As historian Reinhart Koselleck has pointed out, the term ‘crisis’ stems from the Greek krino and refers to a whole spectrum of activities such as to cut, to select, to decide, to judge, and by extension to measure, to quarrel, to fight. Crises are ways of mobilising resources which can be used to implement (political, economic, social, cultural) transformations, but also used as a weapon against the powers that be. The recent trend of studying media transformations in the past and present is meant to understand the radical nature of such situations. Current notions such as ‘the redistribution of the sensible’ (Jacques Rancière), ‘the risk society’ (Ulrich Beck, Anthony Giddens), ‘governmentality’ (Michel Foucault), and ‘the state of emergency’ (Giorgio Agamben) could all be said to address different aspects of crises.
Publishing the first issue of NECSUS with a special section on the topic of crisis is far from coincidental. The proliferation of crises can be taken as a sign of the constant need within neoliberal governmentality to reform and restructure; it can also be taken as a call to use these situations of emergency as productive crises to rethink traditions and routines, to challenge established hierarchies and power relations. Talking about crisis can also signal how the humanities in general are under constant pressure. The field we operate within has suffered considerably in the current climate of austerity, so that addressing the topic of crisis is also a way of talking about our own position within academia and society, as well as delineating the contribution that media studies can make towards understanding the present situation.

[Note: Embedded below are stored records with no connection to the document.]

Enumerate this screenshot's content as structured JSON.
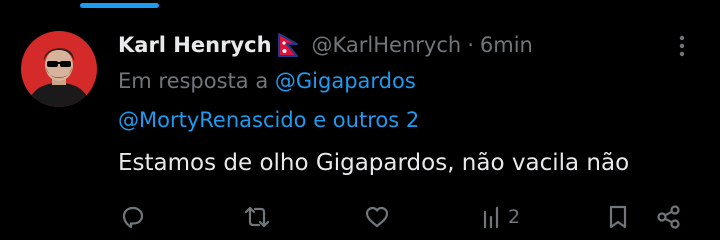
{
  "tweet": {
    "display_name": "Karl Henrych",
    "handle": "@KarlHenrych",
    "separator": "·",
    "timestamp": "6min",
    "reply_prefix": "Em resposta a",
    "reply_to_1": "@Gigapardos",
    "reply_to_2": "@MortyRenascido",
    "reply_suffix": "e outros 2",
    "text": "Estamos de olho Gigapardos, não vacila não"
  },
  "actions": {
    "views_count": "2"
  },
  "icons": {
    "flag": "nepal-flag-icon",
    "more": "more-vertical-icon",
    "reply": "reply-icon",
    "retweet": "retweet-icon",
    "like": "heart-icon",
    "views": "views-icon",
    "bookmark": "bookmark-icon",
    "share": "share-icon"
  },
  "colors": {
    "background": "#000000",
    "accent": "#1d9bf0",
    "text_primary": "#e7e9ea",
    "text_secondary": "#71767b",
    "avatar_bg": "#d42a2a"
  }
}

For the editors of a new journal, ‘crisis’ is a paradoxical keyword: usually conceived as a closing, a crisis can also possibly lead to a desired turn and improvement. Crisis implies a posthumous condition – it happens as the evolution of a preceding and mythical harmonious state. From this standpoint, crisis is rather a productive centre. We would like to stress here three key issues entailed in the notion of crisis: an analytical attitude, deployed as a tool for critical thinking; a self-reflexivity, questioning the methods and assumptions founding them; a consequent and consistent dismantling of dogmas and commonsensical notions. Critical thinking is often understood as a way to practice (and at the same time nurture) democratic participation, opening up debate and revising shared opinions. We are convinced that such an attitude responds both to a widespread crisis condition, demanding sharp and vivid thinking to reflect upon media processes (rather than deep-rooted knowledge and certainties), and also reflects the very nature of a society such as NECS, which is the driving force behind this journal.

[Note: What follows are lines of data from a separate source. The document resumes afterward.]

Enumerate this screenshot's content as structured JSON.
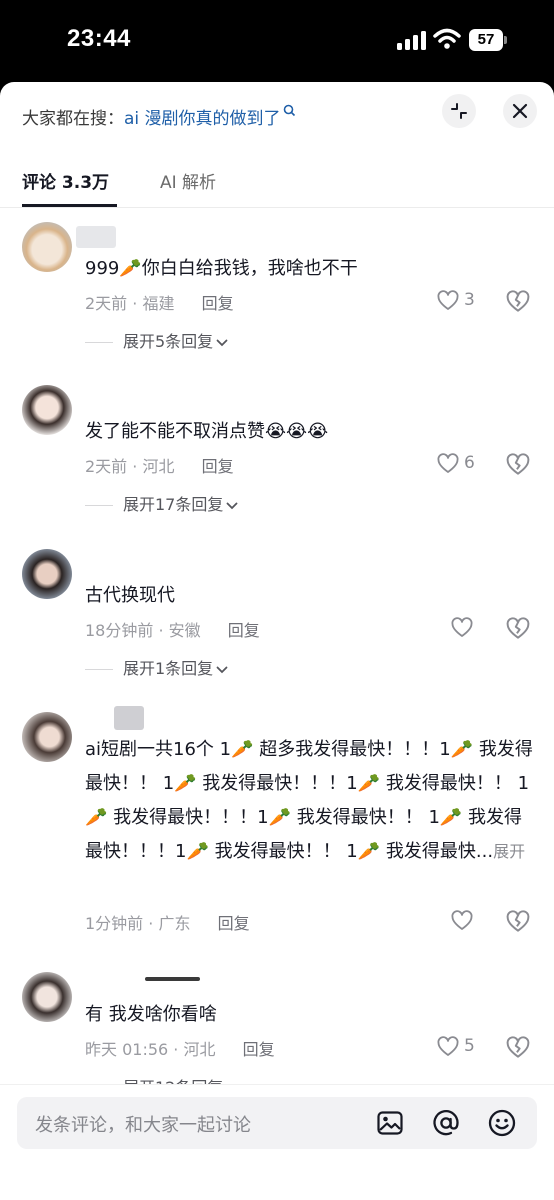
{
  "status_bar": {
    "time": "23:44",
    "battery": "57"
  },
  "search": {
    "prefix": "大家都在搜：",
    "term": "ai 漫剧你真的做到了"
  },
  "tabs": [
    {
      "label": "评论 3.3万",
      "active": true
    },
    {
      "label": "AI 解析",
      "active": false
    }
  ],
  "comments": [
    {
      "text": "999🥕你白白给我钱，我啥也不干",
      "time": "2天前",
      "location": "福建",
      "reply_label": "回复",
      "likes": "3",
      "expand_label": "展开5条回复"
    },
    {
      "text": "发了能不能不取消点赞😭😭😭",
      "time": "2天前",
      "location": "河北",
      "reply_label": "回复",
      "likes": "6",
      "expand_label": "展开17条回复"
    },
    {
      "text": "古代换现代",
      "time": "18分钟前",
      "location": "安徽",
      "reply_label": "回复",
      "likes": "",
      "expand_label": "展开1条回复"
    },
    {
      "text": "ai短剧一共16个 1🥕 超多我发得最快！！！1🥕 我发得最快！！ 1🥕 我发得最快！！！1🥕 我发得最快！！ 1🥕 我发得最快！！！1🥕 我发得最快！！ 1🥕 我发得最快！！！1🥕 我发得最快！！ 1🥕 我发得最快...",
      "expand_inline": "展开",
      "time": "1分钟前",
      "location": "广东",
      "reply_label": "回复",
      "likes": ""
    },
    {
      "text": "有 我发啥你看啥",
      "time": "昨天 01:56",
      "location": "河北",
      "reply_label": "回复",
      "likes": "5",
      "expand_label": "展开12条回复"
    }
  ],
  "input": {
    "placeholder": "发条评论，和大家一起讨论"
  },
  "icons": {
    "collapse": "collapse-icon",
    "close": "close-icon",
    "heart": "heart-icon",
    "dislike": "broken-heart-icon",
    "image": "image-icon",
    "mention": "at-icon",
    "emoji": "emoji-icon"
  }
}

Crisis has deeply affected ways of thinking about images and related discourses. It does not only concern the sunset of classical film and media theories based on ontology (as opposed to contemporary field theories), but also tends to dissolve the notion of a ‘field’ itself. Many questions need to be raised, many territories to be explored and mapped. We should assume theoretical crisis as a drive – not to speculate and reflect in terms of essences and transcendental methods, but rather of contingencies: ‘There is no good reason but contingent reason; there is no universal history except of contingency.’ (Gilles Deleuze and Félix Guattari).

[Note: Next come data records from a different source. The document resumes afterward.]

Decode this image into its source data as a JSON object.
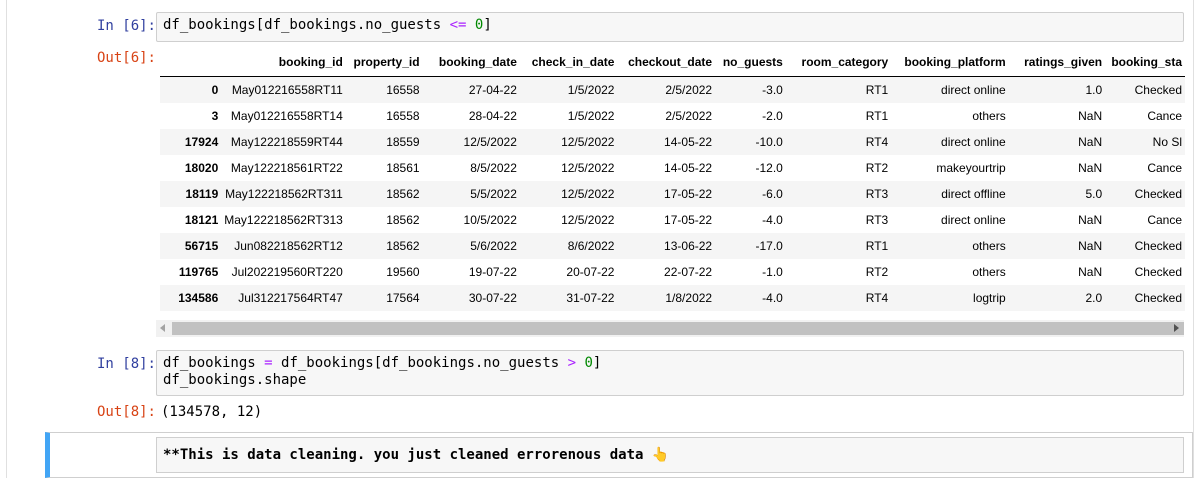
{
  "cell6": {
    "in_prompt": "In [6]:",
    "out_prompt": "Out[6]:",
    "code": {
      "pre": "df_bookings[df_bookings.no_guests ",
      "op": "<=",
      "sp": " ",
      "num": "0",
      "post": "]"
    }
  },
  "dataframe": {
    "columns": [
      "",
      "booking_id",
      "property_id",
      "booking_date",
      "check_in_date",
      "checkout_date",
      "no_guests",
      "room_category",
      "booking_platform",
      "ratings_given",
      "booking_sta"
    ],
    "rows": [
      [
        "0",
        "May012216558RT11",
        "16558",
        "27-04-22",
        "1/5/2022",
        "2/5/2022",
        "-3.0",
        "RT1",
        "direct online",
        "1.0",
        "Checked"
      ],
      [
        "3",
        "May012216558RT14",
        "16558",
        "28-04-22",
        "1/5/2022",
        "2/5/2022",
        "-2.0",
        "RT1",
        "others",
        "NaN",
        "Cance"
      ],
      [
        "17924",
        "May122218559RT44",
        "18559",
        "12/5/2022",
        "12/5/2022",
        "14-05-22",
        "-10.0",
        "RT4",
        "direct online",
        "NaN",
        "No Sl"
      ],
      [
        "18020",
        "May122218561RT22",
        "18561",
        "8/5/2022",
        "12/5/2022",
        "14-05-22",
        "-12.0",
        "RT2",
        "makeyourtrip",
        "NaN",
        "Cance"
      ],
      [
        "18119",
        "May122218562RT311",
        "18562",
        "5/5/2022",
        "12/5/2022",
        "17-05-22",
        "-6.0",
        "RT3",
        "direct offline",
        "5.0",
        "Checked"
      ],
      [
        "18121",
        "May122218562RT313",
        "18562",
        "10/5/2022",
        "12/5/2022",
        "17-05-22",
        "-4.0",
        "RT3",
        "direct online",
        "NaN",
        "Cance"
      ],
      [
        "56715",
        "Jun082218562RT12",
        "18562",
        "5/6/2022",
        "8/6/2022",
        "13-06-22",
        "-17.0",
        "RT1",
        "others",
        "NaN",
        "Checked"
      ],
      [
        "119765",
        "Jul202219560RT220",
        "19560",
        "19-07-22",
        "20-07-22",
        "22-07-22",
        "-1.0",
        "RT2",
        "others",
        "NaN",
        "Checked"
      ],
      [
        "134586",
        "Jul312217564RT47",
        "17564",
        "30-07-22",
        "31-07-22",
        "1/8/2022",
        "-4.0",
        "RT4",
        "logtrip",
        "2.0",
        "Checked"
      ]
    ]
  },
  "cell8": {
    "in_prompt": "In [8]:",
    "out_prompt": "Out[8]:",
    "line1": {
      "a": "df_bookings ",
      "eq": "=",
      "b": " df_bookings[df_bookings.no_guests ",
      "op": ">",
      "sp": " ",
      "num": "0",
      "post": "]"
    },
    "line2": "df_bookings.shape",
    "output": "(134578, 12)"
  },
  "markdown": {
    "text": "**This is data cleaning. you just cleaned errorenous data",
    "emoji_icon": "pointing-hand-icon"
  }
}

Opening up space for multiple contributions stemming from different methods and coming from a diverse range of scholars and traditions responds to the participatory and bottom-up approaches that have shaped NECS and its vivid debates in the past seven years. We would like to continue fostering these debates, bridging different academic, national, and disciplinary territories. As Robert Sinnerbrink reminds the reader in this volume (and quoting John F. Kennedy), ‘When written in Chinese, the word “crisis” is composed of two characters. One represents danger and the other represents opportunity.’